Kim’s comeback is unlike anything golf has ever seen. There are, after all, very few golf pros who play tournaments while considering themselves fortunate just to be alive. And no one sits out 12 years and returns to do anything of significance. Now Kim is clean and sober and a winner again. When he tapped in his final putt, his young daughter, Bella, sprinted across the green to embrace him. “Best moment of my life so far,” Kim said in his emotional winner’s press conference. “I just want her to know that no matter how bad your day is, if you keep fighting you never lose. Hopefully she takes that with her for the rest of her life.”

COMEBACK STORY COMPLETE 🏆

ANTHONY KIM WINS LIV GOLF ADELAIDE 2026#LIVGolfAdelaide pic.twitter.com/w3TmrMeuiP

— LIV Golf (@livgolf_league) February 15, 2026

Some may say LIV Golf doesn’t really matter because the events have no history, the fields are flimsy and the participants are paid shills for a Saudi Arabian regime with a horrendous human rights record. That’s valid, but before Adelaide if I had told you that Anthony Kim played Jon Rahm and Bryson DeChambeau in 18 holes of any kind of golf, even miniature golf, spotted them five shots apiece and then won handily, wouldn’t that result stop you dead in your tracks?
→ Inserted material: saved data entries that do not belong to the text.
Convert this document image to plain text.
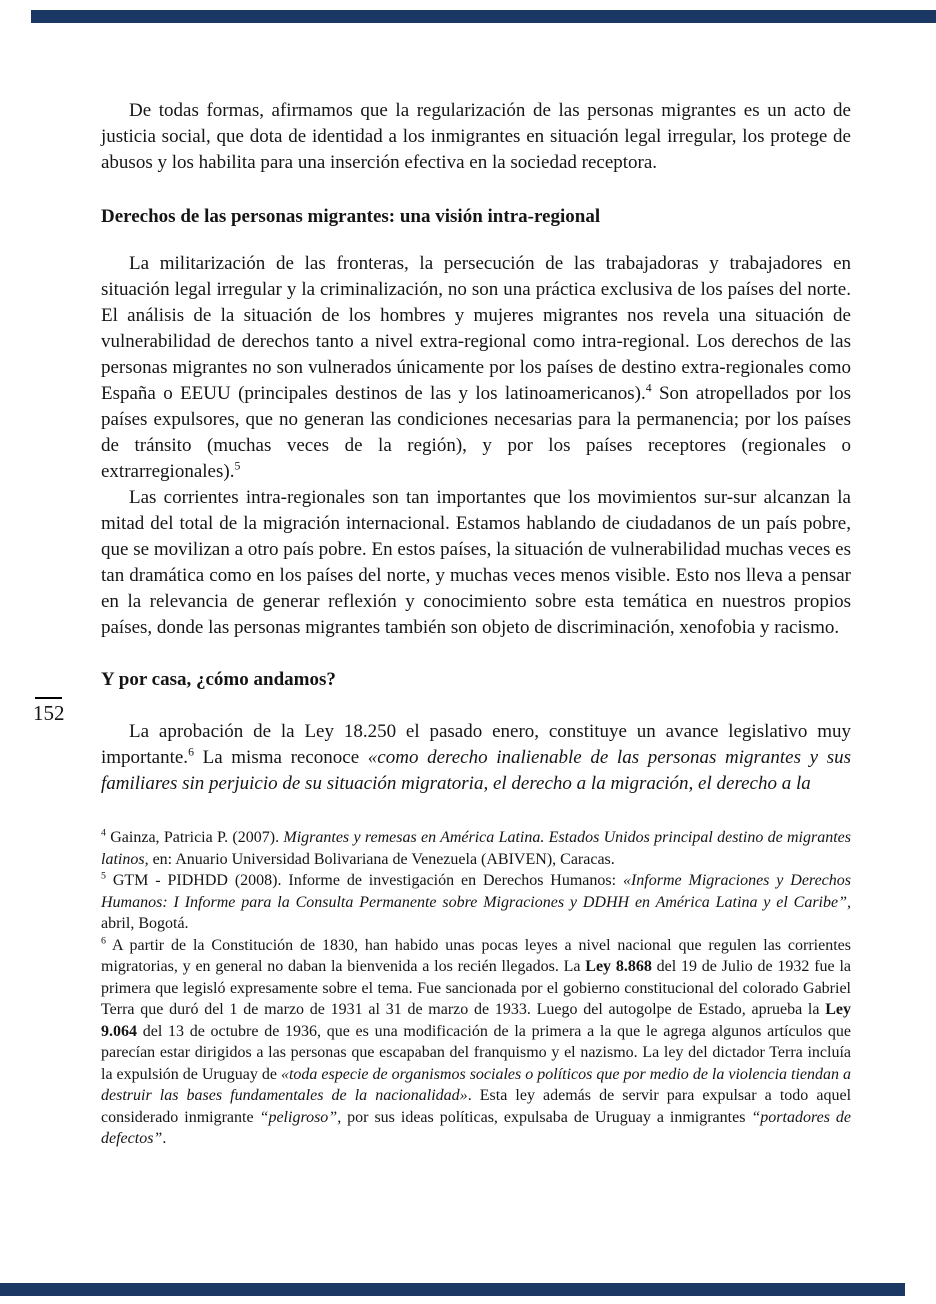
152

De todas formas, afirmamos que la regularización de las personas migrantes es un acto de justicia social, que dota de identidad a los inmigrantes en situación legal irregular, los protege de abusos y los habilita para una inserción efectiva en la sociedad receptora.

Derechos de las personas migrantes: una visión intra-regional

La militarización de las fronteras, la persecución de las trabajadoras y trabajadores en situación legal irregular y la criminalización, no son una práctica exclusiva de los países del norte. El análisis de la situación de los hombres y mujeres migrantes nos revela una situación de vulnerabilidad de derechos tanto a nivel extra-regional como intra-regional. Los derechos de las personas migrantes no son vulnerados únicamente por los países de destino extra-regionales como España o EEUU (principales destinos de las y los latinoamericanos).$^4$ Son atropellados por los países expulsores, que no generan las condiciones necesarias para la permanencia; por los países de tránsito (muchas veces de la región), y por los países receptores (regionales o extrarregionales).$^5$

Las corrientes intra-regionales son tan importantes que los movimientos sur-sur alcanzan la mitad del total de la migración internacional. Estamos hablando de ciudadanos de un país pobre, que se movilizan a otro país pobre. En estos países, la situación de vulnerabilidad muchas veces es tan dramática como en los países del norte, y muchas veces menos visible. Esto nos lleva a pensar en la relevancia de generar reflexión y conocimiento sobre esta temática en nuestros propios países, donde las personas migrantes también son objeto de discriminación, xenofobia y racismo.

Y por casa, ¿cómo andamos?

La aprobación de la Ley 18.250 el pasado enero, constituye un avance legislativo muy importante.$^6$ La misma reconoce «como derecho inalienable de las personas migrantes y sus familiares sin perjuicio de su situación migratoria, el derecho a la migración, el derecho a la

$^4$ Gainza, Patricia P. (2007). Migrantes y remesas en América Latina. Estados Unidos principal destino de migrantes latinos, en: Anuario Universidad Bolivariana de Venezuela (ABIVEN), Caracas.
$^5$ GTM - PIDHDD (2008). Informe de investigación en Derechos Humanos: «Informe Migraciones y Derechos Humanos: I Informe para la Consulta Permanente sobre Migraciones y DDHH en América Latina y el Caribe”, abril, Bogotá.
$^6$ A partir de la Constitución de 1830, han habido unas pocas leyes a nivel nacional que regulen las corrientes migratorias, y en general no daban la bienvenida a los recién llegados. La Ley 8.868 del 19 de Julio de 1932 fue la primera que legisló expresamente sobre el tema. Fue sancionada por el gobierno constitucional del colorado Gabriel Terra que duró del 1 de marzo de 1931 al 31 de marzo de 1933. Luego del autogolpe de Estado, aprueba la Ley 9.064 del 13 de octubre de 1936, que es una modificación de la primera a la que le agrega algunos artículos que parecían estar dirigidos a las personas que escapaban del franquismo y el nazismo. La ley del dictador Terra incluía la expulsión de Uruguay de «toda especie de organismos sociales o políticos que por medio de la violencia tiendan a destruir las bases fundamentales de la nacionalidad». Esta ley además de servir para expulsar a todo aquel considerado inmigrante “peligroso”, por sus ideas políticas, expulsaba de Uruguay a inmigrantes “portadores de defectos”.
Anyone who flipped the channel away from the Olympics to watch Kim close out his win in the wee hours on Sunday morning witnessed his passion. LIV Golf may not matter to all of us, but it means a lot to Anthony Kim. On Sunday in Australia he faced his demons, his aging body, his years of rust and two of the best golfers on the planet, and he busted all of their asses. It really was something to see.